Casino met habilement en valeur ses actifs internationaux
Une réorganisation de son organigramme a permis au distributeur de gonfler de plus de 2,2 milliards d'euros ses réserves distribuables.

La création de valeur est parfois aussi simple qu’une réorganisation d’organigramme. Casino a augmenté de plus de 2,2 milliards d’euros le montant de ses réserves distribuables par le seul jeu d'une simplification du contrôle de ses actifs internationaux.
En échange d'actions, Casino Guichard-Perrachon (CGP), société-mère du groupe Casino, a transféré fin 2018 à Tevir, sa filiale à 100%, la part de 25% qu’elle détenait au capital de Géant Holding BV, une société néerlandaise détenant les actifs internationaux du distributeur. Cette dernière possédait déjà 75% du capital de Géant Holding. Elle devient ainsi l’unique actionnaire des actifs internationaux de Casino, principalement Almacenes Exito, la filiale colombienne du groupe détenue à 42%. Exito est également l’actionnaire principale du brésilien GPA.
« Cette opération intra-groupe n’a aucun effet sur les comptes consolidés et elle n’a également aucun impact cash » explique une source proche de Casino. Elle n’a pas non plus d’incidence sur les covenants bancaires du groupe, ceux-ci reposant sur les données consolidées, assure-t-elle.
Ce transfert s'est toutefois révélé comptablement très efficace. Réalisée par le commissaire aux apports Jean-Luc Desplats, qui a longtemps été commissaire aux comptes titulaire de Casino, à l’époque où il travaillait pour EY, la valorisation s'est faite selon la méthode d’actualisation des cash-flows (discounted cash flows, DCF). Pour Exito, principal actif de Géant Holding, le DCF donne une valeur réelle de 3,2 milliards d’euros, deux fois supérieure à sa valeur de marché, Exito étant coté en Bourse. Dans son rapport, le commissaire aux apports reconnaît que « la valeur à 100% de Géant Holding passerait de 6,52 milliards d’euros selon l’approche par DCF à 4,83 milliards selon l’approche par le cours de Bourse », mais il souligne que cette différence peut s’expliquer par la faiblesse de la liquidité du titre Exito par « une décote implicite de prime de contrôle ». Il note aussi que le résultat d'un DCF est « extrêmement sensible à la variabilité du taux d'actualisation retenu ».
Pour Casino, le calcul est en tout cas extrêmement positif.
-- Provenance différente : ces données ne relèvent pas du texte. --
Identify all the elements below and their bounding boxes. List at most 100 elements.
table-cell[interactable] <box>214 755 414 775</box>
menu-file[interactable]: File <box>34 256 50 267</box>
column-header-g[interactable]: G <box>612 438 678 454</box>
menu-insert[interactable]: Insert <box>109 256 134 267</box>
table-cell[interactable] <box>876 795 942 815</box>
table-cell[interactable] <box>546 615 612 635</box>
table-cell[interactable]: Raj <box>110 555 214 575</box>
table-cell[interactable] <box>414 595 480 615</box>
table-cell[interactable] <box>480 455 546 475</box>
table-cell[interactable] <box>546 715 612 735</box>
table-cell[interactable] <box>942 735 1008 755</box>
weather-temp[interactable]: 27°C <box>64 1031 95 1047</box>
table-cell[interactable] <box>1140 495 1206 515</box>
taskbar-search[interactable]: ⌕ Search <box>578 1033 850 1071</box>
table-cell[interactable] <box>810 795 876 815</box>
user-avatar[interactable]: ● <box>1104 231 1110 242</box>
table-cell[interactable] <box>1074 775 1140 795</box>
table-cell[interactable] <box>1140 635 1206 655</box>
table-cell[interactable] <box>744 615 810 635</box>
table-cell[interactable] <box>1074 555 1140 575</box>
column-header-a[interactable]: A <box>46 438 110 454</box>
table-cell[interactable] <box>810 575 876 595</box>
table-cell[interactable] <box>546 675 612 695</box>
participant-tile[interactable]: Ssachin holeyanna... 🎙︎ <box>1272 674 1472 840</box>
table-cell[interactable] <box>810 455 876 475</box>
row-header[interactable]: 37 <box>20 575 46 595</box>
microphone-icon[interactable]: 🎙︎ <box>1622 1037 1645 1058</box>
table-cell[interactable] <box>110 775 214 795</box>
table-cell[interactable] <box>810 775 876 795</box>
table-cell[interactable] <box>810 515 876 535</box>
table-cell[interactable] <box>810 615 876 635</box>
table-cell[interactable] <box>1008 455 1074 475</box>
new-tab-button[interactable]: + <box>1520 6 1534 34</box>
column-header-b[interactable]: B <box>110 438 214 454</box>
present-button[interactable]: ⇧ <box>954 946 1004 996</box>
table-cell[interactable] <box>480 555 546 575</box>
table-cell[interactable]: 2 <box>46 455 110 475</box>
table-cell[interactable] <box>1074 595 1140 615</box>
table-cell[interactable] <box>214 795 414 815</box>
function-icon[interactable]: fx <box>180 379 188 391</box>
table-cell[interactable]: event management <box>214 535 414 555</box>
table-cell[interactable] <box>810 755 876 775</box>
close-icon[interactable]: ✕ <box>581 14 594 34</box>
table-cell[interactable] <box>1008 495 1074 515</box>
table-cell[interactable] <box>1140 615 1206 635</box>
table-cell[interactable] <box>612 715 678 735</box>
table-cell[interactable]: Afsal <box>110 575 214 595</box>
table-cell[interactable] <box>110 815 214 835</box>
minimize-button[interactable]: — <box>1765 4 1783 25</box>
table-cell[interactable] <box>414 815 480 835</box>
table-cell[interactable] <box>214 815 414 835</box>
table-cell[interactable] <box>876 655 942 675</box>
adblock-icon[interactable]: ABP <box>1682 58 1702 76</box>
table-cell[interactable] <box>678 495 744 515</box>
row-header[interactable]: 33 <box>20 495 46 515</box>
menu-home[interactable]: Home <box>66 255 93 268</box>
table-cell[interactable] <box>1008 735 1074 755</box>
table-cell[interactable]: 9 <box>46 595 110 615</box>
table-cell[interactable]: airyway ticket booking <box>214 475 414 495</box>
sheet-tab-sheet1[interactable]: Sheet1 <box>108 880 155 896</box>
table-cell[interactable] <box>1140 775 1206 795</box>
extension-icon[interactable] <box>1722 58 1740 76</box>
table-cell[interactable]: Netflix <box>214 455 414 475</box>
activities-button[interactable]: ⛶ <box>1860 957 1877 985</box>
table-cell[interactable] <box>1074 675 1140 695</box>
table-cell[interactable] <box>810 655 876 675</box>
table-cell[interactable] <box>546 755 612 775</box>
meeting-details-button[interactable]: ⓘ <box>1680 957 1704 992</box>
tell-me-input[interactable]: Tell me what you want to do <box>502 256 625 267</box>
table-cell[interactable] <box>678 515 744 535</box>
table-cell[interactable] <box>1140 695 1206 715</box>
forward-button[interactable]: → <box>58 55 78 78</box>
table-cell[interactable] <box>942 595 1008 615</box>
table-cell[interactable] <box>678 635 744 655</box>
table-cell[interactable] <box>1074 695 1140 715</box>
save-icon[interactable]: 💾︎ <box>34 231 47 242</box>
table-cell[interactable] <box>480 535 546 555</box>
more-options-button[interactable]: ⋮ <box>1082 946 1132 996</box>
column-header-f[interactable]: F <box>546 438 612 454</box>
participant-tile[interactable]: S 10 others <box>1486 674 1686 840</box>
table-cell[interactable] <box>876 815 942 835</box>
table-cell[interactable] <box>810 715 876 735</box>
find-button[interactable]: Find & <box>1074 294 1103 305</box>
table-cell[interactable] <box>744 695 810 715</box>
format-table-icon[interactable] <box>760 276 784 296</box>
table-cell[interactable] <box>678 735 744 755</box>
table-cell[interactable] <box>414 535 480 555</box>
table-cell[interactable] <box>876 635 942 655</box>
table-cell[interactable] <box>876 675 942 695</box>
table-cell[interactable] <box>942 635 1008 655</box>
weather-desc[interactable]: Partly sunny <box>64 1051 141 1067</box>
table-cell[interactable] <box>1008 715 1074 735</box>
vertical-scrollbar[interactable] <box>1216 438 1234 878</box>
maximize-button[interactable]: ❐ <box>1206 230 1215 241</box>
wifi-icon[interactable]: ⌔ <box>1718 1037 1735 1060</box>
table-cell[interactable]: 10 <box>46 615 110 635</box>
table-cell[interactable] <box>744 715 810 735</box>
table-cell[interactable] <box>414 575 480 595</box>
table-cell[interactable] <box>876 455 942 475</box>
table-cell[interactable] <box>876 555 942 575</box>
La valeur de l’apport (2,49 milliards d’euros) est nettement supérieure à la valeur nominale des actions Tevir émises (230.000 euros). CGP gagne ainsi une prime d’apport de 2,26 milliards d’euros qui vient gonfler ses réserves.
La réorganisation vise-t-elle à redistribuer cette prime ? Un proche du groupe rappelle qu’avec déjà 7 milliards d’euros de réserves distribuables, Casino a largement de quoi couvrir le paiement de son dividende.